Из перечня ближайших родственников Шали видно, что он мог звонить только дочери.
Василий сначала набрал рабочий номер Надежды. Та скучала без начальника, загоравшего на Солнечном берегу. Никаких причитаний, что скучают и без него, Вася не дождался. Сантименты Надежде были чужды, она только подробно расспросила, насколько позитивна динамика его самочувствия и распрощалась.
Потом парень позвонил домой и поговорил с матерью. Дома было все как обычно, только в конце разговора Светлана сказала, что умерла баба Паша, которую младшая невестка сдала доживать в дом престарелых.
Васька вышел из прохладного старого дома, где помещался переговорный пункт, на жару, но не заметил этого. Невыносимо жарко стало ему еще в телефонной кабинке. Отчего-то забилось в висках, и стало трудно дышать. Он ощутил свою первую подлость в жизни и к кому – к любимой бабке. Хуже всего было то, что уже ничего не исправишь.
Назад он шел молча, вдруг вспомнив, что в начале тридцатых именно сюда, на Ставрополье ездила баба Паша, чтобы обменять ценности, которые еще оставались в семье, на продукты. Здесь, в отличие от Дона и Украины, голода не было. Сюда потоком текли николаевские золотые рубли, украденное из помещичьих усадеб в революцию столовое серебро, подобранные с трупов белых офицеров часы и ордена, а вывозились мешки овса, ячменя, гороха; кукуруза слыла за деликатес, а пшеницы было не найти ни за какие сокровища.
Бабушка повезла опаловые сережки, массивные золотые часы с вензелем и серебряный вертел для индюшки. Все это оставила ей старшая сестра Ольга, вышедшая в год трехсотлетия дома Романовых за помещика вдвое старше ее и умершая в девятнадцатом от тифа.
Бабе Паше удалось проехать туда и обратно, вернуться живой и невредимой и привезти два мешка кукурузы. Поэтому выжили три ее сына, поэтому идет по этой пыльной аллее сейчас сам Васька и не знает, как ему дальше быть с этим грузом, который уже никуда не свалишь.
Никакого желания оставаться не было, и Вася засобирался домой, с большим трудом обменяв билет. «Тебе, мерзавцу, только почки лечить», выговаривал он себе. Ему очень хотелось навести порядок в своей жизни, как-то искупить все грехи – мнимые и настоящие.
Оказавшись в комиссионке, он купил подарки для матери и Надежды, по паре серебряных серег, изготовленных местными умельцами, тонкой работы с зернью и речным жемчугом.
Доктор Шалечка даже был рад его раннему отъезду. У него наконец-то появилась подруга – сотрудница института этнографии, которой образованный, но не отягощенный комплексами Шаля напоминал туземцев Новой Каледонии, предмет ее научных исследований. Их откровенное отношение к сексу действовало на ученую даму возбуждающе, косматый хирург в этом отношении тоже был весьма непосредственен.
Шаля проводил Василия на поезд, сунул напоследок, в дорогу, целлофановый кулек с мытыми персиками и пригласил посетить его в Одессе. По мнению врача, Вася провел отпуск бездарно, потому такой смурной и едет назад.

14.
Всю дорогу домой Василий все мостил и рядил, как он будет жить дальше. Колыхание на волнах жизни уже нанесло ему первый удар.

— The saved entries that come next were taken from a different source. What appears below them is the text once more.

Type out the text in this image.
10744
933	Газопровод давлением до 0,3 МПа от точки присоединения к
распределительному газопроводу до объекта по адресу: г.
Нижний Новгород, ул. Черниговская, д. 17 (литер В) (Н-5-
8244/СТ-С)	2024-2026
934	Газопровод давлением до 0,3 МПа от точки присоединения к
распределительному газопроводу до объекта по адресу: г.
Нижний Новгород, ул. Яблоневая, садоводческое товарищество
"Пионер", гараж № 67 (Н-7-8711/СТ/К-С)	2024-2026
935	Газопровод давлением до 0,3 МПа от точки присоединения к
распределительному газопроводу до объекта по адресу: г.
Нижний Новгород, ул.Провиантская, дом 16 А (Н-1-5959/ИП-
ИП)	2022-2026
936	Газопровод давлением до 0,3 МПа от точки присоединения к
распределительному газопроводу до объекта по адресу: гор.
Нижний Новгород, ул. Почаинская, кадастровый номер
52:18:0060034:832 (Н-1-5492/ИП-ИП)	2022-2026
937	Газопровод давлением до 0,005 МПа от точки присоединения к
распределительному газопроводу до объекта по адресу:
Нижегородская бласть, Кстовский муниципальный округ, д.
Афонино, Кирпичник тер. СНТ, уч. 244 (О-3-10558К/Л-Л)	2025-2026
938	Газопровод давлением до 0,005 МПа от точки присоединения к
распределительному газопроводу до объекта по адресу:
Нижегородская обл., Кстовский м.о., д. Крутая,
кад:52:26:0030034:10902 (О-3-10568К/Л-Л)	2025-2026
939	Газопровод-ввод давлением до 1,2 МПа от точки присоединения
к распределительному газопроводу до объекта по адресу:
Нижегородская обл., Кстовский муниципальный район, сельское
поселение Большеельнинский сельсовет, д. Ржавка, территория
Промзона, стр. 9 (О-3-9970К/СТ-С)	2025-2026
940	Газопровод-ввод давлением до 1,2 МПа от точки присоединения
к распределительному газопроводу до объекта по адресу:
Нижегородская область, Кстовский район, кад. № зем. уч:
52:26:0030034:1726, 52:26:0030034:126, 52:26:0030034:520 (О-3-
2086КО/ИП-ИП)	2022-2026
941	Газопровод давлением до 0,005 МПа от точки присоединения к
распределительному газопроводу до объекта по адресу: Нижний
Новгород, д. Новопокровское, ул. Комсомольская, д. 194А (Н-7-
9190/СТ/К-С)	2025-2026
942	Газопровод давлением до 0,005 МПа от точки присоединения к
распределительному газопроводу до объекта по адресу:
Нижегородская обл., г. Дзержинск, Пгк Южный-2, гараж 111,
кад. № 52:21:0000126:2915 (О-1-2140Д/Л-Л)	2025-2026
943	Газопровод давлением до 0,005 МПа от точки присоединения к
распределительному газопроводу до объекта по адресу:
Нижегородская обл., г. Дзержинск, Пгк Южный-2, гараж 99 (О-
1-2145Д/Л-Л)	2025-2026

Чуть ли не с вокзала он поехал в заводоуправление повидать Надежду. Той не оказалось на рабочем месте. Заменявшая ее девушка сказала, что она взяла отпуск и поехала в деревню. Совершенно забыв, что его не звали, и что, в конце-то концов, Надежда, как ни как замужем, Василий помчался на автовокзал и три часа трясся на дребезжащем автобусе по разбитой степной дороге, слушая ругань усталых сельских теток, едущих с базара, одни – с выручкой, другие – с покупками. Высадившись на пустынном майдане у закрытого на обед сельмага, Василий, немного трезвея, стал размышлять, что ему делать дальше. Тут он увидел Надежду, бредущую по широченной улице по направлению к магазину. Рядом с ней семенила девочка лет шести.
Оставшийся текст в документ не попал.